- Born: Richard Lee Geib June 8, 1924 New York City, United States
- Died: April 4, 2004 (aged 79)
- Occupation: Businessman

= Richard L. Gelb =

American businessman

Richard Lee Gelb (June 8, 1924 – April 4, 2004) was an American businessman from New York City. He was a consultant and director of various corporations and not-for-profit entities. From 1960 to his retirement in 1995, he was a senior executive at the Bristol-Myers Squibb Company.

==Biography==
Gelb was born in New York City, graduated from Phillips Andover, Yale University, and Harvard Business School, and lived most of his life in New York's Upper East Side.

He was former director of the New York Life Insurance Company, The New York Times Company, Bessemer Securities Corporation and Federal Reserve Bank of New York. He was Chairman Emeritus since 1995, chairman from 1976 to 1995, President from 1967 to 1976, chief executive officer from 1972 to 1993 and a Director since 1960, of the healthcare company Bristol-Myers Squibb.

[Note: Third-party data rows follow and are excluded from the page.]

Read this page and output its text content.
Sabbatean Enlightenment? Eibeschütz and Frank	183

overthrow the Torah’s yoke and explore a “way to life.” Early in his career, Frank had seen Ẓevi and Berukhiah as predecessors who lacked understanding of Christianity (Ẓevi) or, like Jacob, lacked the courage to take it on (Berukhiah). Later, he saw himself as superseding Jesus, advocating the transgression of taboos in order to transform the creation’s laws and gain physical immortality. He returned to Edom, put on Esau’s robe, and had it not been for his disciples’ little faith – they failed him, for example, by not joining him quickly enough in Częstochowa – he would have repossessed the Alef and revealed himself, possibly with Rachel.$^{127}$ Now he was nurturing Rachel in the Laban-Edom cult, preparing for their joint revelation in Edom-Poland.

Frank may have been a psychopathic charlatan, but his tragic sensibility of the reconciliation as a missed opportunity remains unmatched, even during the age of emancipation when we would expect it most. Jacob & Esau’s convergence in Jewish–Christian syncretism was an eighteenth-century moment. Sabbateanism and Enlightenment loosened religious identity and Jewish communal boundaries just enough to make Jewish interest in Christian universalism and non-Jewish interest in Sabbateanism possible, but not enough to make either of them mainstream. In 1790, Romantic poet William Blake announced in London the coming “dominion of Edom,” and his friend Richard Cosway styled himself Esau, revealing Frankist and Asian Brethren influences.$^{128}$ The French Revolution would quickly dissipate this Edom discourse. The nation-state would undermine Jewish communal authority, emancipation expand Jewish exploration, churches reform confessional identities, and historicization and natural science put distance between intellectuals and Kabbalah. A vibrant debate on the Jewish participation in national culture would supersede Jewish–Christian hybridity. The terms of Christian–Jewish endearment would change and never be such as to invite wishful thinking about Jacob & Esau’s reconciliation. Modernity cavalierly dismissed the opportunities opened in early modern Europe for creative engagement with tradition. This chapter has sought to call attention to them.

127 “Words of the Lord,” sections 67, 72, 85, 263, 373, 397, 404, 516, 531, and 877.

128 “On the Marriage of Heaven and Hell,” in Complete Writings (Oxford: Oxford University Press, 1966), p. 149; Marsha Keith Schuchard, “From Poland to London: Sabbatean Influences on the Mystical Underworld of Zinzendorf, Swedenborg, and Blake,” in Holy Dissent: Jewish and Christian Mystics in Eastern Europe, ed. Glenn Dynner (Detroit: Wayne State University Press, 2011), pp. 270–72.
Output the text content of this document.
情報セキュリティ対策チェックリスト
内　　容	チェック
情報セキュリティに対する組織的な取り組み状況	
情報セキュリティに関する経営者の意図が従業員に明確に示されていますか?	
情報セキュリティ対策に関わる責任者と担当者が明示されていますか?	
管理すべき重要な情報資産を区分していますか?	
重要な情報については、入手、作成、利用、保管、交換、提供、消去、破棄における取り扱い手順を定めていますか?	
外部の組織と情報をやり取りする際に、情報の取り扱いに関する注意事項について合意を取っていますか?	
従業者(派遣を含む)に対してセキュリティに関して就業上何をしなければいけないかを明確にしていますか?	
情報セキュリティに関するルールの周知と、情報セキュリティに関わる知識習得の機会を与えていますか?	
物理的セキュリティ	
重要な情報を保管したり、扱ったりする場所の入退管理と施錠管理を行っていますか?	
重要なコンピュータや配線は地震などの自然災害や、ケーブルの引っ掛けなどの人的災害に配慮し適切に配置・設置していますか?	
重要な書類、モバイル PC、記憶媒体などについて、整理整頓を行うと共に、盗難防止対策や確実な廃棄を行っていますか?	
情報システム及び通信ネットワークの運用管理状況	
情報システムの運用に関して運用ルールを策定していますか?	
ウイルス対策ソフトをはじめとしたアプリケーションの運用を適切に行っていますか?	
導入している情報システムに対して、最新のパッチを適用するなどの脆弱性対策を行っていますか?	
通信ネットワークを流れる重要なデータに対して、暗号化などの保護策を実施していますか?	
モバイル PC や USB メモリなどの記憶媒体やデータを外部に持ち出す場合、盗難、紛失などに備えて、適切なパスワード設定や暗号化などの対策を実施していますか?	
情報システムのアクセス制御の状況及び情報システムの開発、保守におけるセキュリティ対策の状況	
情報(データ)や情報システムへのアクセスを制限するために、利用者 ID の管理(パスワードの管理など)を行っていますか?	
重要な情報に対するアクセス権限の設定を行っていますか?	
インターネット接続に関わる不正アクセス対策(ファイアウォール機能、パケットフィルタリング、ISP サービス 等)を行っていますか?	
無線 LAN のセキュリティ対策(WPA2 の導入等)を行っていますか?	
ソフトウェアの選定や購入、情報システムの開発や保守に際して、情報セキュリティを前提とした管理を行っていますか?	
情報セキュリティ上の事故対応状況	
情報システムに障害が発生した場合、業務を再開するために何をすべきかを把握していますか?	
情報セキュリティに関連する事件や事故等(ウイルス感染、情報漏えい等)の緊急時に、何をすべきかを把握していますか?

Gelb died of cancer in 2004.

==Philanthropic work==
Gelb was director emeritus of Lincoln Center for the Performing Arts, former director of the Council on Foreign Relations, former vice chairman of the Board of Overseers and Board of Managers of Memorial Sloan Kettering Cancer Center, a member of the board of directors of the Citizens Crime Commission of New York City and trustee emeritus of the New York Racing Association. He helped to found the New York City Police Foundation with Mayor John V. Lindsay. With his brother, Bruce, Gelb also ran the Lawrence M. Gelb Foundation, a family philanthropic foundation named for his father that supported education, cultural programs and hospitals.